Apesar do cenário desfavorável, a pesquisa identificou alguns sinais de melhora. O percentual de famílias com dívidas de longo prazo aumentou para 33,3%, indicando alongamento dos pagamentos, enquanto o comprometimento médio da renda recuou ligeiramente para 29,3%.

Consumidor gaúcho está mais pessimista

No Rio Grande do Sul, o cenário também preocupa. A Pesquisa de Intenção de Consumo das Famílias Gaúchas (ICF-RS), divulgada pela Fecomércio-RS, registrou apenas 41,1 pontos em maio, renovando a menor marca da série histórica iniciada em 2010.

O indicador acumula quinze quedas consecutivas e permanece muito abaixo dos 100 pontos, nível considerado de neutralidade. Quanto mais distante desse patamar, maior é o pessimismo dos consumidores.

Os maiores recuos foram observados nos indicadores de acesso ao crédito, perspectiva de consumo, nível de consumo atual e situação atual do emprego, mostrando que as famílias estão mais cautelosas na hora de assumir novos compromissos financeiros.

Embora alguns componentes tenham apresentado leve recuperação, como momento para compra de bens duráveis, perspectiva profissional e avaliação da renda atual, todos continuam em níveis historicamente baixos.

Comércio enfrenta cenário desafiador

Para o presidente da Fecomércio-RS/Sesc/Senac e IFEP, Luiz Carlos Bohn, os juros elevados continuam sendo o principal fator de pressão sobre o consumo.

Segundo ele, mesmo com o mercado de trabalho apresentando relativa estabilidade e a renda das famílias permanecendo em níveis elevados, o custo do crédito reduz a capacidade de compra da população e dificulta a recuperação das vendas no comércio.

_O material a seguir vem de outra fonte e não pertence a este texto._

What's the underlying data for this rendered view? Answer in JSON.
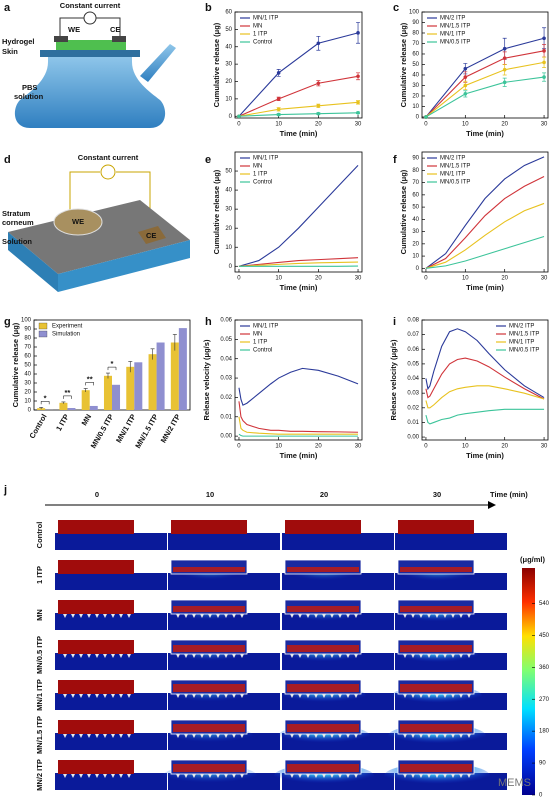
{
  "chart_data": [
    {
      "type": "line",
      "panel": "b",
      "xlabel": "Time (min)",
      "ylabel": "Cumulative release (μg)",
      "x": [
        0,
        10,
        20,
        30
      ],
      "xlim": [
        -1,
        31
      ],
      "xticks": [
        0,
        10,
        20,
        30
      ],
      "ylim": [
        -1,
        60
      ],
      "yticks": [
        0,
        10,
        20,
        30,
        40,
        50,
        60
      ],
      "markers": true,
      "legend": "upper left",
      "series": [
        {
          "name": "MN/1 ITP",
          "color": "#2b3a9a",
          "values": [
            0,
            25,
            42,
            48
          ],
          "errors": [
            0,
            2,
            4,
            6
          ]
        },
        {
          "name": "MN",
          "color": "#d0343a",
          "values": [
            0,
            10,
            19,
            23
          ],
          "errors": [
            0,
            1,
            1.5,
            2
          ]
        },
        {
          "name": "1 ITP",
          "color": "#e8c21f",
          "values": [
            0,
            4,
            6,
            8
          ],
          "errors": [
            0,
            1,
            1,
            1
          ]
        },
        {
          "name": "Control",
          "color": "#3cc49a",
          "values": [
            0,
            1,
            1.5,
            2
          ],
          "errors": [
            0,
            0.5,
            0.5,
            0.5
          ]
        }
      ]
    },
    {
      "type": "line",
      "panel": "c",
      "xlabel": "Time (min)",
      "ylabel": "Cumulative release (μg)",
      "x": [
        0,
        10,
        20,
        30
      ],
      "xlim": [
        -1,
        31
      ],
      "xticks": [
        0,
        10,
        20,
        30
      ],
      "ylim": [
        -1,
        100
      ],
      "yticks": [
        0,
        10,
        20,
        30,
        40,
        50,
        60,
        70,
        80,
        90,
        100
      ],
      "markers": true,
      "legend": "upper left",
      "series": [
        {
          "name": "MN/2 ITP",
          "color": "#2b3a9a",
          "values": [
            0,
            46,
            65,
            75
          ],
          "errors": [
            0,
            5,
            10,
            10
          ]
        },
        {
          "name": "MN/1.5 ITP",
          "color": "#d0343a",
          "values": [
            0,
            38,
            56,
            63
          ],
          "errors": [
            0,
            5,
            6,
            6
          ]
        },
        {
          "name": "MN/1 ITP",
          "color": "#e8c21f",
          "values": [
            0,
            30,
            45,
            52
          ],
          "errors": [
            0,
            4,
            5,
            5
          ]
        },
        {
          "name": "MN/0.5 ITP",
          "color": "#3cc49a",
          "values": [
            0,
            22,
            33,
            38
          ],
          "errors": [
            0,
            3,
            4,
            4
          ]
        }
      ]
    },
    {
      "type": "line",
      "panel": "e",
      "xlabel": "Time (min)",
      "ylabel": "Cumulative release (μg)",
      "x": [
        0,
        5,
        10,
        15,
        20,
        25,
        30
      ],
      "xlim": [
        -1,
        31
      ],
      "xticks": [
        0,
        10,
        20,
        30
      ],
      "ylim": [
        -3,
        60
      ],
      "yticks": [
        0,
        10,
        20,
        30,
        40,
        50
      ],
      "markers": false,
      "legend": "upper left",
      "series": [
        {
          "name": "MN/1 ITP",
          "color": "#2b3a9a",
          "values": [
            0,
            3,
            10,
            20,
            31,
            42,
            53
          ]
        },
        {
          "name": "MN",
          "color": "#d0343a",
          "values": [
            0,
            1,
            2,
            3,
            3.5,
            4,
            4.5
          ]
        },
        {
          "name": "1 ITP",
          "color": "#e8c21f",
          "values": [
            0,
            0.5,
            1,
            1.5,
            1.8,
            2,
            2.2
          ]
        },
        {
          "name": "Control",
          "color": "#3cc49a",
          "values": [
            0,
            0,
            0,
            0,
            0,
            0,
            0.1
          ]
        }
      ]
    },
    {
      "type": "line",
      "panel": "f",
      "xlabel": "Time (min)",
      "ylabel": "Cumulative release (μg)",
      "x": [
        0,
        5,
        10,
        15,
        20,
        25,
        30
      ],
      "xlim": [
        -1,
        31
      ],
      "xticks": [
        0,
        10,
        20,
        30
      ],
      "ylim": [
        -3,
        95
      ],
      "yticks": [
        0,
        10,
        20,
        30,
        40,
        50,
        60,
        70,
        80,
        90
      ],
      "markers": false,
      "legend": "upper left",
      "series": [
        {
          "name": "MN/2 ITP",
          "color": "#2b3a9a",
          "values": [
            0,
            12,
            35,
            57,
            73,
            84,
            91
          ]
        },
        {
          "name": "MN/1.5 ITP",
          "color": "#d0343a",
          "values": [
            0,
            8,
            25,
            43,
            57,
            67,
            75
          ]
        },
        {
          "name": "MN/1 ITP",
          "color": "#e8c21f",
          "values": [
            0,
            5,
            15,
            27,
            38,
            47,
            53
          ]
        },
        {
          "name": "MN/0.5 ITP",
          "color": "#3cc49a",
          "values": [
            0,
            2,
            6,
            11,
            16,
            21,
            26
          ]
        }
      ]
    },
    {
      "type": "bar",
      "panel": "g",
      "ylabel": "Cumulative release (μg)",
      "categories": [
        "Control",
        "1 ITP",
        "MN",
        "MN/0.5 ITP",
        "MN/1 ITP",
        "MN/1.5 ITP",
        "MN/2 ITP"
      ],
      "ylim": [
        0,
        100
      ],
      "yticks": [
        0,
        10,
        20,
        30,
        40,
        50,
        60,
        70,
        80,
        90,
        100
      ],
      "legend": "upper left",
      "annotations": [
        "*",
        "**",
        "**",
        "*"
      ],
      "series": [
        {
          "name": "Experiment",
          "color": "#e8c234",
          "values": [
            2,
            8,
            22,
            38,
            48,
            62,
            75
          ],
          "errors": [
            1,
            1,
            2,
            3,
            6,
            6,
            9
          ]
        },
        {
          "name": "Simulation",
          "color": "#8f8fd0",
          "values": [
            0.1,
            2.2,
            4.5,
            28,
            53,
            75,
            91
          ]
        }
      ]
    },
    {
      "type": "line",
      "panel": "h",
      "xlabel": "Time (min)",
      "ylabel": "Release velocity (μg/s)",
      "x": [
        0,
        0.5,
        1,
        2,
        5,
        8,
        10,
        13,
        16,
        20,
        25,
        30
      ],
      "xlim": [
        -1,
        31
      ],
      "xticks": [
        0,
        10,
        20,
        30
      ],
      "ylim": [
        -0.002,
        0.06
      ],
      "yticks": [
        {
          "value": 0,
          "label": "0.00"
        },
        {
          "value": 0.01,
          "label": "0.01"
        },
        {
          "value": 0.02,
          "label": "0.02"
        },
        {
          "value": 0.03,
          "label": "0.03"
        },
        {
          "value": 0.04,
          "label": "0.04"
        },
        {
          "value": 0.05,
          "label": "0.05"
        },
        {
          "value": 0.06,
          "label": "0.06"
        }
      ],
      "markers": false,
      "legend": "upper left",
      "series": [
        {
          "name": "MN/1 ITP",
          "color": "#2b3a9a",
          "values": [
            0.025,
            0.019,
            0.016,
            0.017,
            0.022,
            0.027,
            0.03,
            0.033,
            0.035,
            0.034,
            0.031,
            0.027
          ]
        },
        {
          "name": "MN",
          "color": "#d0343a",
          "values": [
            0.018,
            0.01,
            0.008,
            0.006,
            0.004,
            0.003,
            0.003,
            0.0025,
            0.0025,
            0.0023,
            0.0022,
            0.002
          ]
        },
        {
          "name": "1 ITP",
          "color": "#e8c21f",
          "values": [
            0.01,
            0.004,
            0.003,
            0.002,
            0.0015,
            0.0012,
            0.001,
            0.001,
            0.001,
            0.001,
            0.001,
            0.001
          ]
        },
        {
          "name": "Control",
          "color": "#3cc49a",
          "values": [
            0.001,
            0.0003,
            0,
            0,
            0,
            0,
            0,
            0,
            0,
            0,
            0,
            0
          ]
        }
      ]
    },
    {
      "type": "line",
      "panel": "i",
      "xlabel": "Time (min)",
      "ylabel": "Release velocity (μg/s)",
      "x": [
        0,
        0.5,
        1,
        2,
        4,
        6,
        8,
        10,
        13,
        16,
        20,
        25,
        30
      ],
      "xlim": [
        -1,
        31
      ],
      "xticks": [
        0,
        10,
        20,
        30
      ],
      "ylim": [
        -0.002,
        0.08
      ],
      "yticks": [
        {
          "value": 0,
          "label": "0.00"
        },
        {
          "value": 0.01,
          "label": "0.01"
        },
        {
          "value": 0.02,
          "label": "0.02"
        },
        {
          "value": 0.03,
          "label": "0.03"
        },
        {
          "value": 0.04,
          "label": "0.04"
        },
        {
          "value": 0.05,
          "label": "0.05"
        },
        {
          "value": 0.06,
          "label": "0.06"
        },
        {
          "value": 0.07,
          "label": "0.07"
        },
        {
          "value": 0.08,
          "label": "0.08"
        }
      ],
      "markers": false,
      "legend": "upper right",
      "series": [
        {
          "name": "MN/2 ITP",
          "color": "#2b3a9a",
          "values": [
            0.04,
            0.033,
            0.035,
            0.045,
            0.062,
            0.072,
            0.074,
            0.072,
            0.066,
            0.057,
            0.046,
            0.035,
            0.027
          ]
        },
        {
          "name": "MN/1.5 ITP",
          "color": "#d0343a",
          "values": [
            0.033,
            0.027,
            0.028,
            0.033,
            0.043,
            0.05,
            0.053,
            0.054,
            0.052,
            0.048,
            0.041,
            0.033,
            0.026
          ]
        },
        {
          "name": "MN/1 ITP",
          "color": "#e8c21f",
          "values": [
            0.025,
            0.02,
            0.02,
            0.022,
            0.027,
            0.031,
            0.033,
            0.034,
            0.035,
            0.035,
            0.033,
            0.03,
            0.026
          ]
        },
        {
          "name": "MN/0.5 ITP",
          "color": "#3cc49a",
          "values": [
            0.015,
            0.01,
            0.009,
            0.01,
            0.012,
            0.013,
            0.015,
            0.016,
            0.017,
            0.018,
            0.019,
            0.019,
            0.019
          ]
        }
      ]
    }
  ],
  "diagram_a": {
    "panel": "a",
    "constant_current": "Constant current",
    "we": "WE",
    "ce": "CE",
    "hydrogel": "Hydrogel",
    "skin": "Skin",
    "pbs_solution": [
      "PBS",
      "solution"
    ]
  },
  "diagram_d": {
    "panel": "d",
    "constant_current": "Constant current",
    "stratum_corneum": [
      "Stratum",
      "corneum"
    ],
    "solution": "Solution",
    "we": "WE",
    "ce": "CE"
  },
  "heatmap_j": {
    "panel": "j",
    "times": [
      "0",
      "10",
      "20",
      "30"
    ],
    "time_label": "Time (min)",
    "rows": [
      "Control",
      "1 ITP",
      "MN",
      "MN/0.5 ITP",
      "MN/1 ITP",
      "MN/1.5 ITP",
      "MN/2 ITP"
    ],
    "colorbar": {
      "label": "(μg/ml)",
      "lim": [
        0,
        640
      ],
      "ticks": [
        0,
        90,
        180,
        270,
        360,
        450,
        540
      ]
    }
  },
  "watermark": "MEMS"
}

“O varejo segue em acomodação, e os resultados do ICF-RS reforçam o quadro desafiador às vendas. Consumidor cauteloso, disputa pelo orçamento das famílias, concorrência internacional, além da conjuntura econômica, são barreiras que precisam ser enfrentadas pelos empresários hoje, com estratégia”, afirmou.

A combinação entre endividamento recorde, inadimplência crescente e confiança em queda forma um cenário de atenção para a economia. Enquanto as famílias direcionam parcela cada vez maior da renda para o pagamento de dívidas, o consumo perde força, afetando diretamente o desempenho do comércio e retardando a recuperação da atividade econômica.